Clubhouse joins tech giants in jobs cull as part of a ‘reset’
Clubhouse, the San Francisco-based social media app founded by Paul Davison and Rohan Seth, has announced that it is scaling back its organisation by 50%, blaming a change in customer habits post Covid.
Clubhouse offers listeners a series of audio rooms where they can listen to and participate in conversations about different topics.
The app flourished at time when people were home-bound during the pandemic as users tuned in to discussions on music, films, media, business and technology.
At the height of its popularity the app was valued at $4bn and is currently backed by more than $100m of venture capital.
However, in a statement on its site the cofounders acknowledged that a ‘reset’ was required, to serve the way people consume live audio now.
“The world has opened post-Covid, it’s become harder for many people to find their friends on Clubhouse and to fit long conversations into their daily lives. To find its role in the world, the product needs to evolve. This requires a period of change,” the owners stated.

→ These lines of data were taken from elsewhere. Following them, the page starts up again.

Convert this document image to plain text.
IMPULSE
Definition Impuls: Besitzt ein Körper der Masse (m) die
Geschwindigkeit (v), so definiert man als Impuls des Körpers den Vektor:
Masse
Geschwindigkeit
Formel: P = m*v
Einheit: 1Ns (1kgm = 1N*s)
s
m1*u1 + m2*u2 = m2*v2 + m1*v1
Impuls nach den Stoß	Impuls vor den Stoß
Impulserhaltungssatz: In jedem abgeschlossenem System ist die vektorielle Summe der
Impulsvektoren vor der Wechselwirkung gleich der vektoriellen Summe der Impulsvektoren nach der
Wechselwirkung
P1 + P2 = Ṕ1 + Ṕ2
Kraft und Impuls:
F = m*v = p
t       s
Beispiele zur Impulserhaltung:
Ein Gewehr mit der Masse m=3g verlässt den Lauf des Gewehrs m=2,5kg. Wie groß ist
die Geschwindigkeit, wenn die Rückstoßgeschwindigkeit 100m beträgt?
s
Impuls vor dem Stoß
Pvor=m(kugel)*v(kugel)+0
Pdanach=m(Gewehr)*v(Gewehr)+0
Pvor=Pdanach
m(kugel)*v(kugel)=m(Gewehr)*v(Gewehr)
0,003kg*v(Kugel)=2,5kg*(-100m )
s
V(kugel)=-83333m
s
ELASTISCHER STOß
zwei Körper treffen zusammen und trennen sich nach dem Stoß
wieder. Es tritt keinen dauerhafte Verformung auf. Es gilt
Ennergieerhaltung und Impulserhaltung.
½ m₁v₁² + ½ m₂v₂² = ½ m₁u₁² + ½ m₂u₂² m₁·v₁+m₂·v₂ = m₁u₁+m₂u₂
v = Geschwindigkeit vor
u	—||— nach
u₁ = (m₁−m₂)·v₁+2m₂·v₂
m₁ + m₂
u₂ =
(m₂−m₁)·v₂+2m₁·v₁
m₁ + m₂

The founders also hinted that expanding its team, then trying to manage it remotely, was challenging.
“It’s difficult for us to communicate the strategy to cross-functional teams when it’s evolving by 1% each day, or to make quick changes when each surface is owned by a different product squad.
“Being remote has made this especially challenging for us. The result is that its hard for teams to coordinate, people feel blocked by us, and brilliant, creative people are left underutilized”

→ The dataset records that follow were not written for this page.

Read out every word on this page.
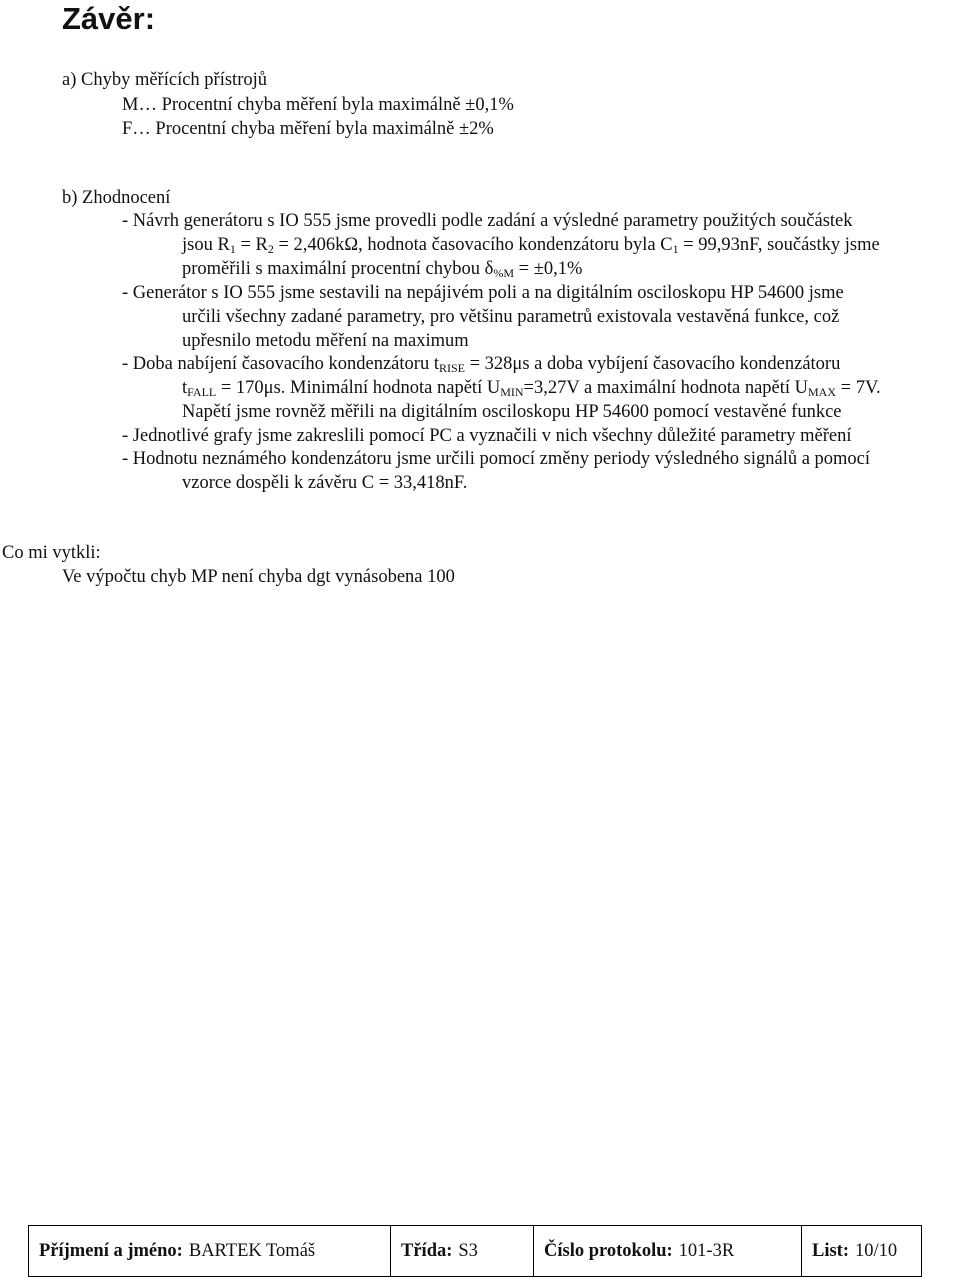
Závěr:

a) Chyby měřících přístrojů

M… Procentní chyba měření byla maximálně ±0,1%

F… Procentní chyba měření byla maximálně ±2%

b) Zhodnocení

- Návrh generátoru s IO 555 jsme provedli podle zadání a výsledné parametry použitých součástek

jsou $R_1 = R_2 = 2,406k\Omega$, hodnota časovacího kondenzátoru byla $C_1 = 99,93nF$, součástky jsme

proměřili s maximální procentní chybou $\delta_{\%M} = \pm 0,1\%$

- Generátor s IO 555 jsme sestavili na nepájivém poli a na digitálním osciloskopu HP 54600 jsme

určili všechny zadané parametry, pro většinu parametrů existovala vestavěná funkce, což

upřesnilo metodu měření na maximum

- Doba nabíjení časovacího kondenzátoru $t_{RISE} = 328\mu s$ a doba vybíjení časovacího kondenzátoru

$t_{FALL} = 170\mu s$. Minimální hodnota napětí $U_{MIN}=3,27V$ a maximální hodnota napětí $U_{MAX} = 7V$.

Napětí jsme rovněž měřili na digitálním osciloskopu HP 54600 pomocí vestavěné funkce

- Jednotlivé grafy jsme zakreslili pomocí PC a vyznačili v nich všechny důležité parametry měření

- Hodnotu neznámého kondenzátoru jsme určili pomocí změny periody výsledného signálů a pomocí

vzorce dospěli k závěru C = 33,418nF.

Co mi vytkli:

Ve výpočtu chyb MP není chyba dgt vynásobena 100

Příjmení a jméno: BARTEK Tomáš	Třída: S3	Číslo protokolu: 101-3R	List: 10/10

To fix this, the founders concluded, there needed to be a “reset” to take it down to a smaller, product focussed team.
The world still needs live audio conversations, they claimed, as an antidote to “remote living, empty scrolling and Zoom meetings” and, with a smaller focussed product team, they added that they would be working on “Clubhouse 2.0”.
Clubhouse did not state the number of employees impacted by the layoffs, though it was reported that the company had around 100 employees as of last October.
Davison has admitted in the past that Clubhouse “grew way, way too fast” and, following its success, inevitable copycat features by larger platforms followed: Twitter Spaces, Facebook Live Audio Rooms, Spotify Greenroom and Amazon’s Project Mic.
Whether the social audio is worthy of its own app or whether it will go the way of other lockdown chat apps such as Houseparty remains to be seen.
Houseparty’s owner Epic Games has said that former Houseparty team is now working on a social interaction app for the metaverse – so it will be interesting to see what Davison and Seth’s app can offer users of Clubhouse’s next iteration.